Just to top things off, her electricity was cut off for nonpayment.
Perhaps I should tell you about the main reason for this trip to Lugansk?
Here’s what happened.
One evening, when I was already falling asleep, I got a letter from Natasha. Her profile photo shows an unbelievably beautiful blonde–I had no idea. “Dunya, tell me, how are things with the wheelchair for Seryozha Kutsenko?” How are things? They are nowhere. It’s expensive, I say. Electric ones are like that. Can’t collect enough money.
“Maybe I’ll buy one?”
And things took off.
We started with looking at a used, cheap one, and ended with a cool German brand new one that’s insanely expensive.
This lovely lady totally stunned me, and on top of that keeps saying there’s no need to write about it. Yeah right, Natasha. I’ll post the best photo right here. Let others envy me.

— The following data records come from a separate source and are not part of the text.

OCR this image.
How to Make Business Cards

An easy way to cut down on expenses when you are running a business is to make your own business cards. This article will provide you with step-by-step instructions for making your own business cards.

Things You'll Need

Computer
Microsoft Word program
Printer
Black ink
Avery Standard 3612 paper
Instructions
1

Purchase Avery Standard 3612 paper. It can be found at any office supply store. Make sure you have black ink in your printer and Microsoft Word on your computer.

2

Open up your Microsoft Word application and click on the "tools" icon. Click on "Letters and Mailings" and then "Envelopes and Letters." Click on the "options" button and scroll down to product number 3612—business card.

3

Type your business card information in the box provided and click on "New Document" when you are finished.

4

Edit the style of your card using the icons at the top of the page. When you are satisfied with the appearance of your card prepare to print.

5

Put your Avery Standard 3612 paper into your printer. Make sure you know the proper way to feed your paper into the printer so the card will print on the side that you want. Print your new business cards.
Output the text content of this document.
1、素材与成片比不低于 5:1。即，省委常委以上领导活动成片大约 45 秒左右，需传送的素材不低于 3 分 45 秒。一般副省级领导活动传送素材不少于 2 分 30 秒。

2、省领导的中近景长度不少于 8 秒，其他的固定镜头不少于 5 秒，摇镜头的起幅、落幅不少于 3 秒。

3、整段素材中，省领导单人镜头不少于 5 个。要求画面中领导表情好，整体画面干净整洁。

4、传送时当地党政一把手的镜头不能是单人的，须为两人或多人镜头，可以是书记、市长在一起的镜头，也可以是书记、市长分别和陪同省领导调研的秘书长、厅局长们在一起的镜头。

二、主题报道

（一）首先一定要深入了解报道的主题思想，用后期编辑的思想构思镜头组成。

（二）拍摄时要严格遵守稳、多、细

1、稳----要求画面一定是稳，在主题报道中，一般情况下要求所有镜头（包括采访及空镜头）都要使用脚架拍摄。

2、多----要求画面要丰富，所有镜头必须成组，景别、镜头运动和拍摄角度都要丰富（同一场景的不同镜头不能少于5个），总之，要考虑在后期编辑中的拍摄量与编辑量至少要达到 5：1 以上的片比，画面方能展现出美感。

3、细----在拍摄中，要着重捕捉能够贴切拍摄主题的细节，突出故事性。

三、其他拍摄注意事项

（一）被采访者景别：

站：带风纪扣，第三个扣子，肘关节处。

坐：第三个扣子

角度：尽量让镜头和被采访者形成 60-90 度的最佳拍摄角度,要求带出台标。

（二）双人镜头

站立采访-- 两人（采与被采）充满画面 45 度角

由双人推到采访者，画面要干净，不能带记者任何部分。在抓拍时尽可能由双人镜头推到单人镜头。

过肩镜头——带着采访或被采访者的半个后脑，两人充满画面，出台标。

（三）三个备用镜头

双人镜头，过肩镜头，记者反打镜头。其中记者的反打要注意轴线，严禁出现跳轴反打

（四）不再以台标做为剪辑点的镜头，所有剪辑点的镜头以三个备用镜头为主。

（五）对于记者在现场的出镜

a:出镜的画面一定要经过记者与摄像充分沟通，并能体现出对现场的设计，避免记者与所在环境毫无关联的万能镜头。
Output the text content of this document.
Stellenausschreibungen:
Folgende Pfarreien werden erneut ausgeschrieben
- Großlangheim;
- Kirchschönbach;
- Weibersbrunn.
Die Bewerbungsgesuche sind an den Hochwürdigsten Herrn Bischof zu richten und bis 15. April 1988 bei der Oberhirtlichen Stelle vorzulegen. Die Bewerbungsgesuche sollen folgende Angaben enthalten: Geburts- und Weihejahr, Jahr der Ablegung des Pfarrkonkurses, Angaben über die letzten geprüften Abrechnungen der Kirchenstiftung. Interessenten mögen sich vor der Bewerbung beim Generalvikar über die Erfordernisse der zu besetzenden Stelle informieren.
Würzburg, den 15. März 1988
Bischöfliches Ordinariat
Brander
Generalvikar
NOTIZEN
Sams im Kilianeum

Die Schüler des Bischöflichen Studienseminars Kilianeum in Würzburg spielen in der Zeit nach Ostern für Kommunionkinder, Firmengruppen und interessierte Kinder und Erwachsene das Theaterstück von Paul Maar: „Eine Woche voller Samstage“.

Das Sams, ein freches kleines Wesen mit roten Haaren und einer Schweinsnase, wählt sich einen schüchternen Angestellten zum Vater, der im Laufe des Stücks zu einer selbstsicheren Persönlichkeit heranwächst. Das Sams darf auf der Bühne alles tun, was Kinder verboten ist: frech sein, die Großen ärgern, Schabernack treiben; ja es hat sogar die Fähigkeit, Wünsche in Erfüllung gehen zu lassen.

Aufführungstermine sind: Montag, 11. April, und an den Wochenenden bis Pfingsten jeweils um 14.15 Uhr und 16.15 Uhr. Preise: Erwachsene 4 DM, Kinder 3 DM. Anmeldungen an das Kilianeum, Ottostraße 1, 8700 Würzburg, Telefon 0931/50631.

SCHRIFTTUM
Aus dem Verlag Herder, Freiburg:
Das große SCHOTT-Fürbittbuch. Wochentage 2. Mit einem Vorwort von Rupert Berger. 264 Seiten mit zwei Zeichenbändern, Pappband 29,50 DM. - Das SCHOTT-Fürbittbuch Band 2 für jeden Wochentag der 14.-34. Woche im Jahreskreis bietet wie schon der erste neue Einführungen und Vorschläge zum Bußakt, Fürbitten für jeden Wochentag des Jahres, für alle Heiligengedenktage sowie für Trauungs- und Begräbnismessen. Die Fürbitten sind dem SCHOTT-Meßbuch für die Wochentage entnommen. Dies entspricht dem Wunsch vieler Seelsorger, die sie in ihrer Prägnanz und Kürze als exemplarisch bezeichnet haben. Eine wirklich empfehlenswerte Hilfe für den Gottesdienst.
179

All in all, we managed to get it by Seryozha’s birthday (actually a couple of days later) and went to surprise him.
A store by the road.
On the line of fire.
The first shocking thing I encountered on the Donbass in December of 2014 were the clean streets. I drove with my eyes wide open, trying to understand what was happening. Grannies were sweeping up the trash right next to bombed-out buildings. Sweepers with brooms marched down roads. Swings were being installed on playgrounds. “One of the neighbors did that”. Fighting at that time was intense, and people were trying to keep their cities in order. I never stopped being amazed by that–the cleaning was being done by public service workers and by ordinary citizens. A little thing, it would seem, but it really stood out given what else was happening.
I particularly like the decorations next to houses–swans from tires with hats from cans, bellflowers made from bottles.